2012 – The Year of Possibilities and Learning

Last year I had a list of goals a mile long. It was my year of chasing rainbows.

To tell you the truth, I haven’t been back to revisit my goals. The thing about writing goals is that they’re not easily measurable. You can’t say, I’m going to have a book published this year (unless it’s been scheduled) because there are so many factors that are out of your hands.

So, when it comes to writing goals, I look at them more as a means to get me to focus on what I want to achieve for the year.

I guess it’s a bit like doing an elevator pitch. If I can’t contain my goals to a paragraph then chances are I’ve made them too complex and that makes them hard to achieve.

So, if I could sum up my goals for this year, they would be to make the most of opportunities and learn as much as I can about my craft.

2012 is going to be my Year of Possibilities & Learning.

I have a number of manuscripts polished and ready to go. So this is going to be my year of getting them ‘out there’, of biting the bullet and being brave, and submitting. (They are my possibilities)

It’s going to be my year for exploring new genre, for trying my hand at things I’ve never tried before; different ‘points of view’, different styles and new skills. See, I’ve probably set too many goals already, but when it all boils down to it, it’s about honing my skills and working harder at becoming a better writer.

So this is the process I’ve gone through to work towards that goal.

1.  Look at the things I’m not so good at – the things that always seem to come up when I’m having my work critiqued. I’m going to share them with you.

The Things I could Do Better:

  1. story beginnings
  2. story endings
  3. simplifying plot
  4. exploring setting and developing it more
  5. strengthening my characters by focussing on the things they don’t say.
  6. avoid word repetition

2.  Buy books that can help me. I know I’m going to have to work hard at these things. Two books I’ve bought to help me are Martha Alderson’s, ‘The Plot Whisperer’ and mary Mary Buchkam and Dianna Love’s “Break Into Fiction’, so I’ve got a bit of light reading planned this summer:)

I also got some fabulous tips from Michael Bourret at the SCBWI LA conference last August..and the fabulous Ellen Hopkins.

3.  Enrol in short courses like Mary Buckham’s Master Classes online on Active Settings and Body Language and Emotion.

It’s been a while since I’ve done anything like these online courses so I’m very excited. I’ll be sure to share what I’ve learned.

My US author friend, Laura Elliott has decided that 2012 will be her Year of Just Do it!

My Australian author buddy, Karen Collum seems to have the ‘measurable writing goals’ thing worked out. You might like to read her blog.

Hope you have a happy and inspirational year in 2012. I’d love to hear about what you have planned for this year.

Happy writing:)


Welcome to 2010 everyone, and I hope it’s a safe, happy and succesful year for you.

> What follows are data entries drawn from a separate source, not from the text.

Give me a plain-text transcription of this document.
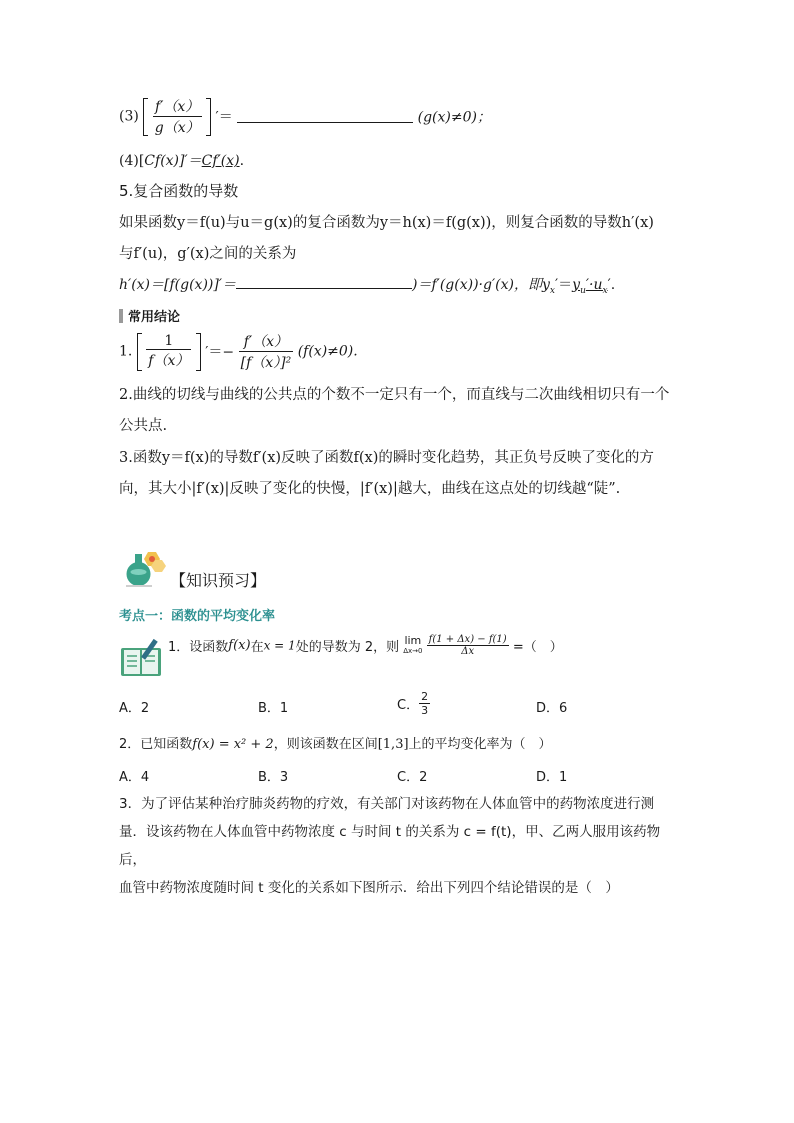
$(3) \frac{f'(x)}{g(x)}$ ′＝	(g(x)≠0)；
(4)[Cf(x)]′＝Cf′(x).
5.复合函数的导数
如果函数y＝f(u)与u＝g(x)的复合函数为y＝h(x)＝f(g(x))，则复合函数的导数h′(x)
与f′(u)，g′(x)之间的关系为
h′(x)＝[f(g(x))]′＝	)＝f′(g(x))·g′(x)，即$y_x'=y_u'\cdot u_x'$.
常用结论
1. $\frac{1}{f(x)}$ ′＝− $\frac{f'(x)}{\text{[f（x）]²}} (f(x)\ne 0)$.
2.曲线的切线与曲线的公共点的个数不一定只有一个，而直线与二次曲线相切只有一个公共点.
3.函数y＝f(x)的导数f′(x)反映了函数f(x)的瞬时变化趋势，其正负号反映了变化的方向，其大小|f′(x)|反映了变化的快慢，|f′(x)|越大，曲线在这点处的切线越“陡”.
【知识预习】
考点一：函数的平均变化率
1．设函数f(x)在x = 1处的导数为 2，则 lim
Δx→0
$\frac{f(1 + \Delta x) - f(1)}{\Delta x}$ =（　）
A．2	B．1	C． $\frac{2}{3}$	D．6
2．已知函数f(x) = x² + 2，则该函数在区间[1,3]上的平均变化率为（　）
A．4	B．3	C．2	D．1
3．为了评估某种治疗肺炎药物的疗效，有关部门对该药物在人体血管中的药物浓度进行测
量．设该药物在人体血管中药物浓度 c 与时间 t 的关系为 c = f(t)，甲、乙两人服用该药物后，
血管中药物浓度随时间 t 变化的关系如下图所示．给出下列四个结论错误的是（　）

Logic dictates that I should be starting the new year with a post about beginning a story – but seeing as logic has never been my strong point, I’m starting 2010 with a post about how to handle the end.

Probably selfish I know, but relevant to me at this point in my novel’s ‘creation life’. That’s because I am currently in the throes, wrestling with, doing grapple tackles on my new YA novel, Street Racer – and it’s the ending that needs the most work.

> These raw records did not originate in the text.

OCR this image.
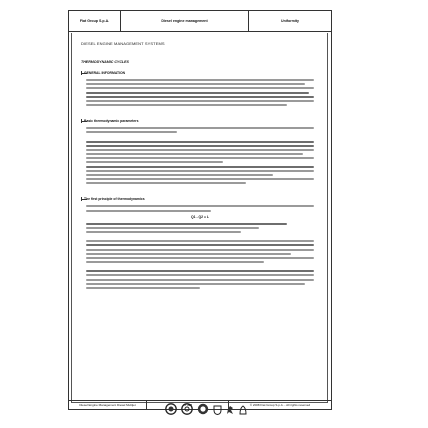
Fiat Group S.p.A.	Diesel engine management	Uniformity
DIESEL ENGINE MANAGEMENT SYSTEMS
THERMODYNAMIC CYCLES
GENERAL INFORMATION
Basic thermodynamic parameters
The first principle of thermodynamics
Q1 - Q2 = L
Diesel Engine Management Diesel Multijet	4 / 392	© 2008 Fiat Group S.p.A. - All rights reserved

See, my problem is, that I’m a little bit like a Racer in the way I write. When I see the end in sight, I put my foot on the accelerator and go for it – don’t stop till I reach the end. In fact, sometimes, I’m in such a hurry that I make wrong turns, forget to check out the scenery – and have even been known to lose a character along the way.

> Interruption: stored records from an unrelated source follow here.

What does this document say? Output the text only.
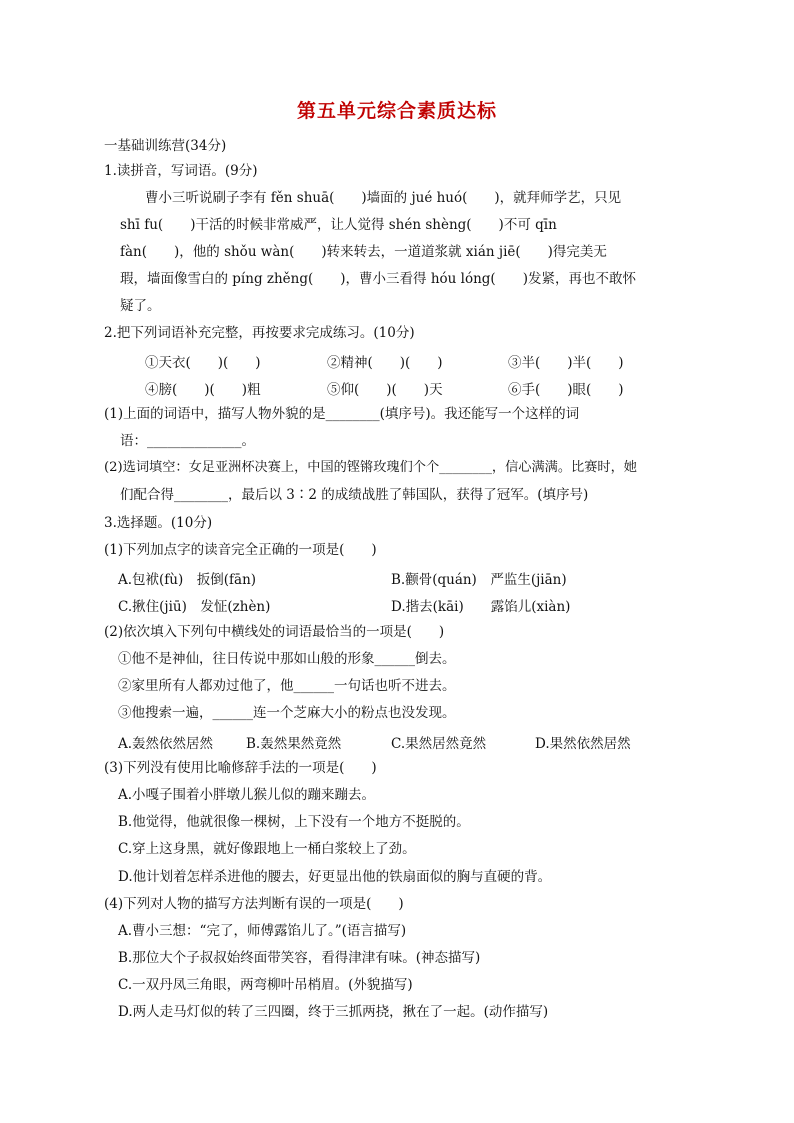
第五单元综合素质达标
一基础训练营(34分)
1.读拼音，写词语。(9分)
曹小三听说刷子李有 fěn shuā(　　)墙面的 jué huó(　　)，就拜师学艺，只见
shī fu(　　)干活的时候非常威严，让人觉得 shén shèng(　　)不可 qīn
fàn(　　)，他的 shǒu wàn(　　)转来转去，一道道浆就 xián jiē(　　)得完美无
瑕，墙面像雪白的 píng zhěng(　　)，曹小三看得 hóu lóng(　　)发紧，再也不敢怀
疑了。
2.把下列词语补充完整，再按要求完成练习。(10分)
①天衣(　　)(　　)	②精神(　　)(　　)	③半(　　)半(　　)
④膀(　　)(　　)粗	⑤仰(　　)(　　)天	⑥手(　　)眼(　　)
(1)上面的词语中，描写人物外貌的是________(填序号)。我还能写一个这样的词
语：______________。
(2)选词填空：女足亚洲杯决赛上，中国的铿锵玫瑰们个个________，信心满满。比赛时，她
们配合得________，最后以 3∶2 的成绩战胜了韩国队，获得了冠军。(填序号)
3.选择题。(10分)
(1)下列加点字的读音完全正确的一项是(　　)
A.包袱(fù)　扳倒(fān)	B.颧骨(quán)　严监生(jiān)
C.揪住(jiū)　发怔(zhèn)	D.揩去(kāi)　　露馅儿(xiàn)
(2)依次填入下列句中横线处的词语最恰当的一项是(　　)
①他不是神仙，往日传说中那如山般的形象______倒去。
②家里所有人都劝过他了，他______一句话也听不进去。
③他搜索一遍，______连一个芝麻大小的粉点也没发现。
A.轰然依然居然 B.轰然果然竟然	C.果然居然竟然	D.果然依然居然
(3)下列没有使用比喻修辞手法的一项是(　　)
A.小嘎子围着小胖墩儿猴儿似的蹦来蹦去。
B.他觉得，他就很像一棵树，上下没有一个地方不挺脱的。
C.穿上这身黑，就好像跟地上一桶白浆较上了劲。
D.他计划着怎样杀进他的腰去，好更显出他的铁扇面似的胸与直硬的背。
(4)下列对人物的描写方法判断有误的一项是(　　)
A.曹小三想：“完了，师傅露馅儿了。”(语言描写)
B.那位大个子叔叔始终面带笑容，看得津津有味。(神态描写)
C.一双丹凤三角眼，两弯柳叶吊梢眉。(外貌描写)
D.两人走马灯似的转了三四圈，终于三抓两挠，揪在了一起。(动作描写)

This year, being a new year, I’m trying a new approach to story endings and so far it seems to be working.

What I’ve realised is that it’s important to take your ending away from the rest of the story and treat it as if it were the start. In fact, this is something you can do with any parts of your story that you feel aren’t working as well as they should be.

Here’s what I mean, when it comes to endings. Take the last fifty pages of your story and rewrite them with the same diligence, care and love you have devoted to the start. If you are anything like me – you will have written, reworked, agonised over and polished that beginning until it shines – that’s after all what all the writing experts tell you to do; that this is the part that will impress the publisher or agent.

But what generally happens with my endings is…..well, I leave them till last. That makes them a bit like the last Christmas present to unwrap, the last week of the school year, the last day of the holidays – you just don’t face them with the same enthusiasm. I’ve realised it’s all about changing your thinking.

If you take the end away, detach it from your story…..and then rewrite it; you won’t run out of steam. Treat it as a new piece. Break it down chapter by chapter, page by page, word by word – until every single part of it is the best it can be. With any luck you’ll find that by doing this, you’ll give your story ending the same vibrance, clarity and spark as the beginning.

Hope this works for you. Would love to know if you can relate to this way of writing, or you may have a completely different solution to offer.

Feel free to leave your comments, and share with other writers the way that you work.